Supernatural horror is a tough thing to get right. You’d figure it would be pretty easy; all you need is some spooky offscreen sounds for most of the picture, and toss in a “ghost” or two during the climax, either with some moderately done makeup effects or half-assed CGI (it’ll be in the dark, after all…right?). Unfortunately for a lot of cheapie filmmakers, the reality is that we Fellow Fans are a bit smarter than that; we demand more from our flicks…and as the tools to make bigger and better supernatural horror films grow, so does our knowledge and, most importantly, our expectations.
That said, one of my all-time favorite “ghostly” flicks comes flyin’ outta the past from 1982 in the form of a little picture called The Entity. Starring a young Barbara Hershey (in a pretty damned brave performance) and Ron Silver, the film proved to be a bridge between “unseen” paranormal flicks like The Haunting and The Amityville Horror and later works like Poltergeist and even on up to modern stuff like the Paranormal Activity movies. It did this by dialing up the terror, showcasing violent physical interaction between the “spirit” and the characters instead of simply scaring the hell out of them.
The film brings us into the life of Carla Moran, a single mother trying desperately to make ends meet. We see her taking some typing classes, obviously seeking a better life for herself and her kids. That evening, after dinner and the kids have headed off to bed, she’s sitting in her bedroom brushing her hair, unwinding a bit before slumber. The camera moves into a close-up, and we see the tension draining from her face…when suddenly she’s struck across the cheek…hard. We see the blood bubbling from her lip as our eyes whirl about with hers, seeking the assailant, when she’s struck again, flung down by the force of this blow from nowhere. This is the beginning of a series of frightening experiences, and she’s dismayed that she may be losing her grip on reality. She seeks out the help of university psychiatrist Phil Sniederman, but his assertions that all of her experiences are psychosomatic responses to suppressed daddy issues (this guy must’ve loved his Freudian studies) fall short of ‘curing’ Carla. On the contrary, the attacks grow more fearsome, including prolonged sexual assaults (goddamn harrowing to watch, I might add; my hat’s off to Hershey for her skills in these scenes) and the breaking of her son’s arm. Finally convinced that she’s not crazy, Carla turns to local parapsychologists, who after some skepticism arrive at her home to see what they can see.
The rest of the film follows the efforts of both these early “ghost hunters” and the young psychiatrist as they all try to aid Carla in her plight; but is she haunted, or simply fucking nuts?

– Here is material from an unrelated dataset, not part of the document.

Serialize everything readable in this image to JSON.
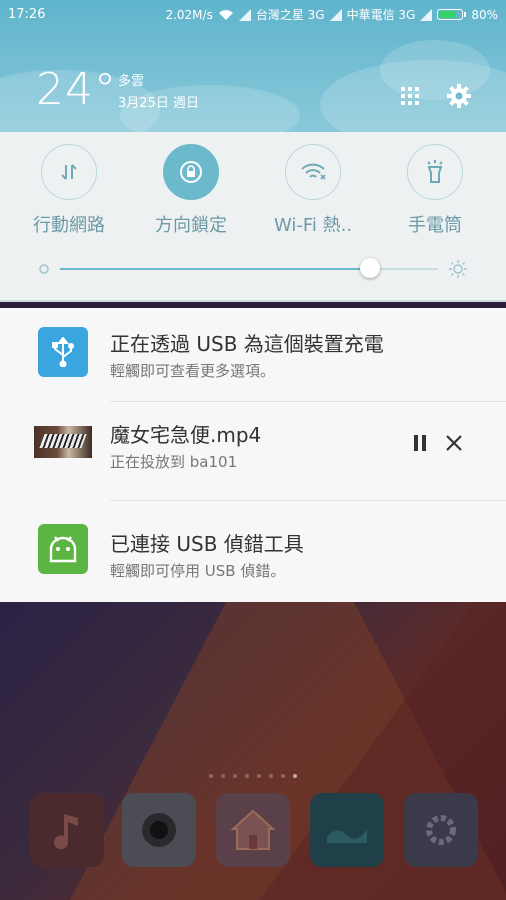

The first two thirds of this movie scared the living shit outta me when I first saw it as a young man somewhere back around ’85 or ’86, and that first hour still provokes some chills even after many watchings. Much of this is owed to the absolutely rock-solid performance of Barbara Hershey; we sympathize with her character as she copes with her hidden nemesis and struggles with those around her believing she’s off her rocker; we watch Carla grow in strength as fear moves to defiance, and it’s very, very well done. Another element that made this film relevant, what really put the “oh shit” factor in, is that we also have some of the simplest, yet most terrifying special effects I’ve seen in a horror movie, even unto today. The late great Stan Winston can be thanked for his work in this film, in particular the scene where we see invisible hands groping and caressing Carla’s bare body. I won’t tell you how it was done, but it’s probably the best damned effect I’ve ever seen between a “ghost” and a living person on screen. Sidney J. Furie’s direction makes maximum use of the claustrophobic feel of Carla’s tiny house and how it becomes a place of torture. His use of close-ups, coupled with Hershey’s acting chops, provide us with a terrifying experience without having to resort to exploitation (although the one scene I mentioned is a lengthy nude scene; there was really no other way it would have been as effective).
Unfortunately, late in the film there are some very dated “spiritual” graphics (seriously reminiscent of “Space Invaders”) that will really pull you out of the film, and the story completely derails during the last twenty minutes or so. Again, I won’t spoil anything, but by today’s standards, the ending is pretty damned laughable. Still, I like the flick. I’m able to respect the film for what it is and when it was made, and despite its shortcomings I find it a fun watch; granted, the pitfalls I pointed out slap me in the teeth, but I find the genuinely spooked-out feeling that the rest of film gives me worth it; the movie just has that unnamable something that I really like about it, despite the fall from the wagon at the end. I don’t blame anyone for not being a weirdo like me. =)
The film is based on the book by Frank D. Felitta about an allegedly true story; I have my own opinions, but I will never debate them here. I’m reviewing a film, and only the film. That said, if you’re the kind of person that digs ghost movies, older horror flicks, or both, you should definitely put this one on your watch list, if for no other reason than Hershey’s display of talent and Winston’s earlier work…but if you’re really one of the above kinda folks, I think you’ll find more value to it than just that.
And that’s my fifth of a dime for this one.